Given : A parallelogram ABCD · E, F, G, H are mid-points of sides AB, BC, CD, DA respectively
To Porve : ar (EFGH) = 1/ 2 ar (ABCD)
Construction : Join AC and HF.
Proof : In ∆ABC,
E is the mid-point of AB.
F is the mid-point of BC.
⇒ EF is parallel to AC and EF = 1 2 AC ... (i)
Similarly, in ∆ADC, we can show that
HG || AC and HG = 1 2 AC ... (ii)
From (i) and (ii)
EF || HG and EF = HG
∴ EFGH is a parallelogram. [One pour of opposite sides is equal and parallel]
In quadrilateral ABFH, we have
HA = FB and HA || FB [AD = BC ⇒ 1/ 2 AD = 1/ 2 BC ⇒ HA = FB]
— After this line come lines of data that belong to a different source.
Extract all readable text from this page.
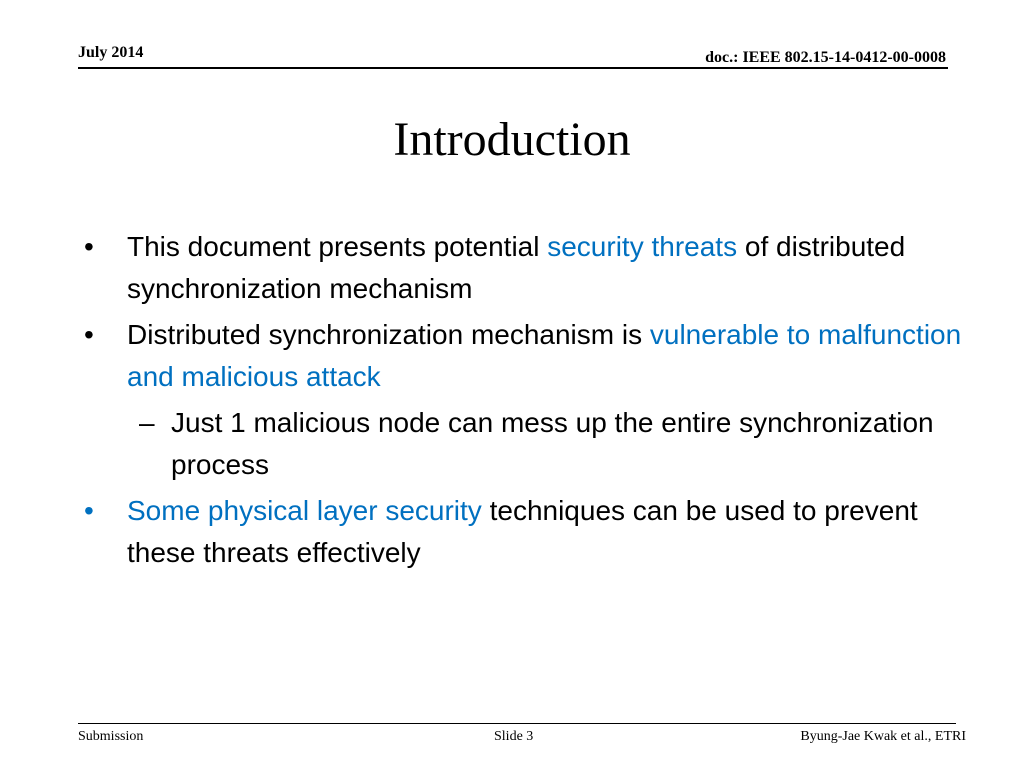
July 2014	doc.: IEEE 802.15-14-0412-00-0008
Introduction
•	This document presents potential security threats of distributed synchronization mechanism
•	Distributed synchronization mechanism is vulnerable to malfunction and malicious attack
– Just 1 malicious node can mess up the entire synchronization process
•	Some physical layer security techniques can be used to prevent these threats effectively
Submission	Slide 3	Byung-Jae Kwak et al., ETRI
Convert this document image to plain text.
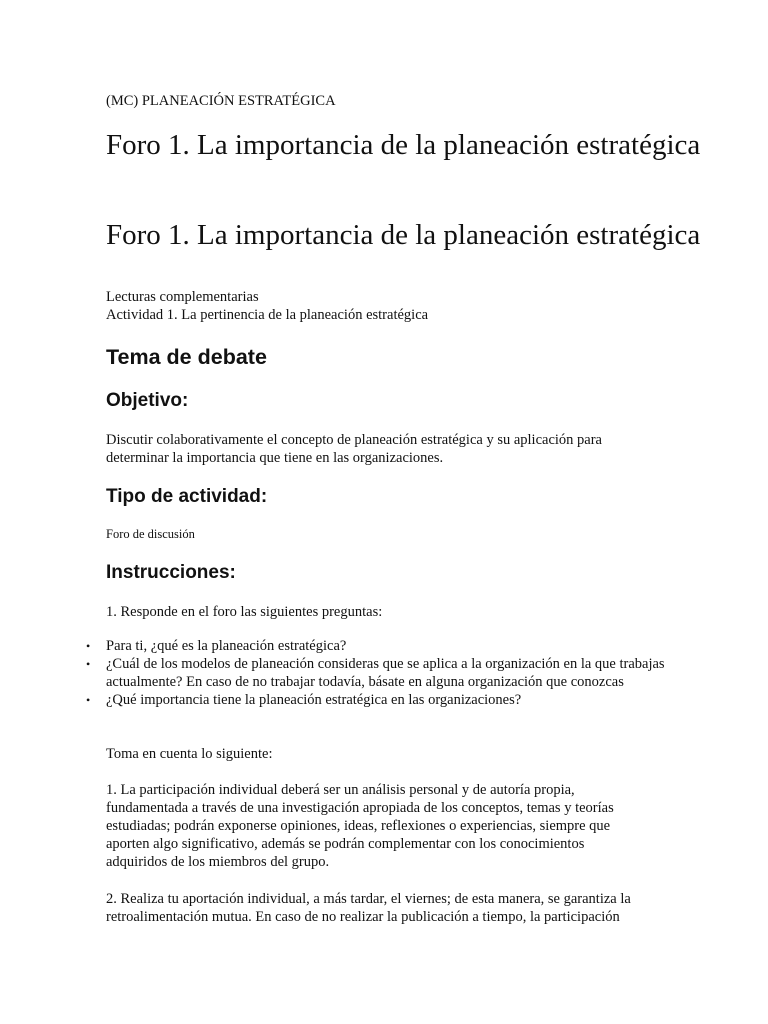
(MC) PLANEACIÓN ESTRATÉGICA

Foro 1. La importancia de la planeación estratégica
Foro 1. La importancia de la planeación estratégica

Lecturas complementarias

Actividad 1. La pertinencia de la planeación estratégica

Tema de debate
Objetivo:

Discutir colaborativamente el concepto de planeación estratégica y su aplicación para determinar la importancia que tiene en las organizaciones.

Tipo de actividad:

Foro de discusión

Instrucciones:

1. Responde en el foro las siguientes preguntas:

• Para ti, ¿qué es la planeación estratégica?
• ¿Cuál de los modelos de planeación consideras que se aplica a la organización en la que trabajas actualmente? En caso de no trabajar todavía, básate en alguna organización que conozcas
• ¿Qué importancia tiene la planeación estratégica en las organizaciones?

Toma en cuenta lo siguiente:

1. La participación individual deberá ser un análisis personal y de autoría propia, fundamentada a través de una investigación apropiada de los conceptos, temas y teorías estudiadas; podrán exponerse opiniones, ideas, reflexiones o experiencias, siempre que aporten algo significativo, además se podrán complementar con los conocimientos adquiridos de los miembros del grupo.

2. Realiza tu aportación individual, a más tardar, el viernes; de esta manera, se garantiza la retroalimentación mutua. En caso de no realizar la publicación a tiempo, la participación
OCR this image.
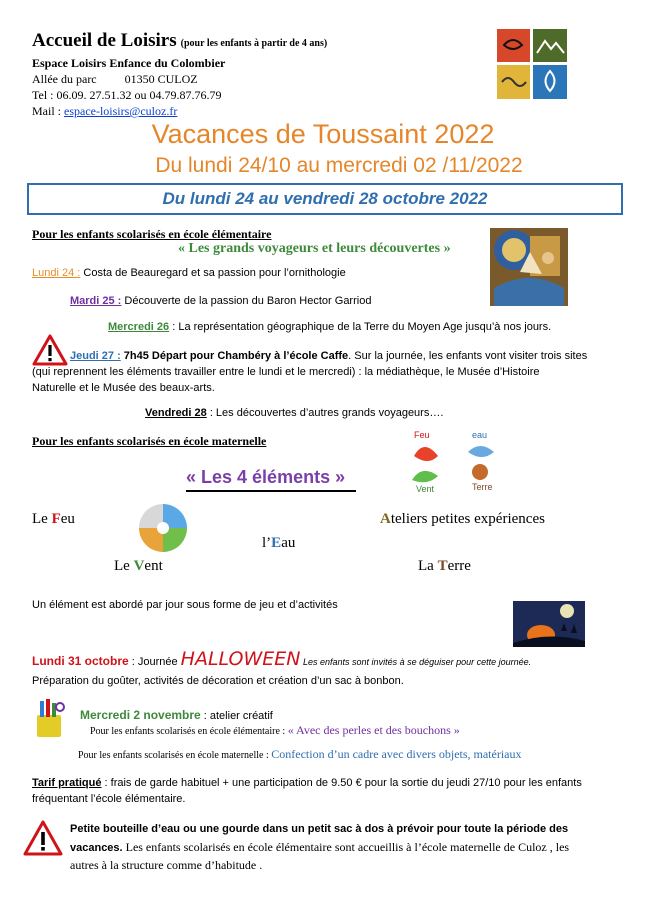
Accueil de Loisirs (pour les enfants à partir de 4 ans)
Espace Loisirs Enfance du Colombier
Allée du parc 01350 CULOZ
Tel : 06.09. 27.51.32 ou 04.79.87.76.79
Mail : espace-loisirs@culoz.fr
Vacances de Toussaint 2022
Du lundi 24/10 au mercredi 02 /11/2022
Du lundi 24 au vendredi 28 octobre 2022
Pour les enfants scolarisés en école élémentaire
« Les grands voyageurs et leurs découvertes »
Lundi 24 : Costa de Beauregard et sa passion pour l’ornithologie
Mardi 25 : Découverte de la passion du Baron Hector Garriod
Mercredi 26 : La représentation géographique de la Terre du Moyen Age jusqu’à nos jours.
Jeudi 27 : 7h45 Départ pour Chambéry à l’école Caffe. Sur la journée, les enfants vont visiter trois sites
(qui reprennent les éléments travailler entre le lundi et le mercredi) : la médiathèque, le Musée d’Histoire
Naturelle et le Musée des beaux-arts.
Vendredi 28 : Les découvertes d’autres grands voyageurs….
Pour les enfants scolarisés en école maternelle
« Les 4 éléments »
Feu	eau
Vent	Terre
Le Feu	Ateliers petites expériences
l’Eau
Le Vent	La Terre
Un élément est abordé par jour sous forme de jeu et d’activités
Lundi 31 octobre : Journée HALLOWEEN Les enfants sont invités à se déguiser pour cette journée.
Préparation du goûter, activités de décoration et création d’un sac à bonbon.
Mercredi 2 novembre : atelier créatif
Pour les enfants scolarisés en école élémentaire : « Avec des perles et des bouchons »
Pour les enfants scolarisés en école maternelle : Confection d’un cadre avec divers objets, matériaux
Tarif pratiqué : frais de garde habituel + une participation de 9.50 € pour la sortie du jeudi 27/10 pour les enfants
fréquentant l’école élémentaire.
Petite bouteille d’eau ou une gourde dans un petit sac à dos à prévoir pour toute la période des
vacances. Les enfants scolarisés en école élémentaire sont accueillis à l’école maternelle de Culoz , les
autres à la structure comme d’habitude .
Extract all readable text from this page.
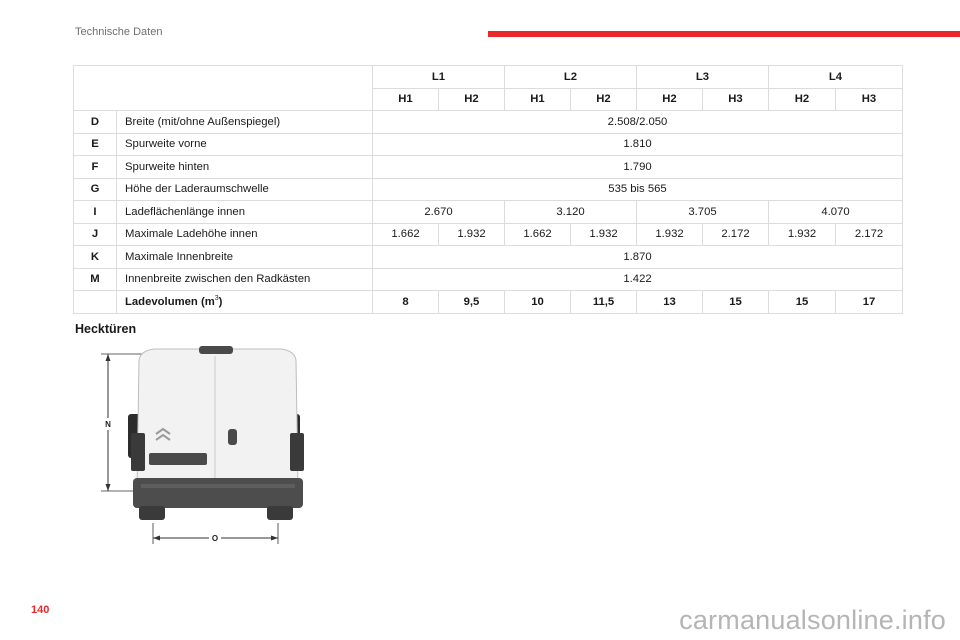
Technische Daten
		L1		L2		L3		L4	
		H1	H2	H1	H2	H2	H3	H2	H3
D	Breite (mit/ohne Außenspiegel)	2.508/2.050							
E	Spurweite vorne	1.810							
F	Spurweite hinten	1.790							
G	Höhe der Laderaumschwelle	535 bis 565							
I	Ladeflächenlänge innen	2.670		3.120		3.705		4.070	
J	Maximale Ladehöhe innen	1.662	1.932	1.662	1.932	1.932	2.172	1.932	2.172
K	Maximale Innenbreite	1.870							
M	Innenbreite zwischen den Radkästen	1.422							
	Ladevolumen $(m^3)$	8	9,5	10	11,5	13	15	15	17
Hecktüren
N
O
140	carmanualsonline.info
∴ ABFH is a parallelogram. [One pair of opposite sides is equal and parallel]
Now, triangle HEF and parallelogram HABF are on the same base HF and between the same parallels HF and AB.
∴ Area of ∆HEF = 1/ 2 area of HABF ... (iii)
Similarly, area of ∆HGF = 1/ 2 area of HFCD ... (iv)
Adding (iii) and (iv),
Area of ∆HEF + area of ∆HGF = 1/ 2 (area of HABF + area of HFCD)
⇒ ar (EFGH) = 1/ 2 ar (ABCD) Proved.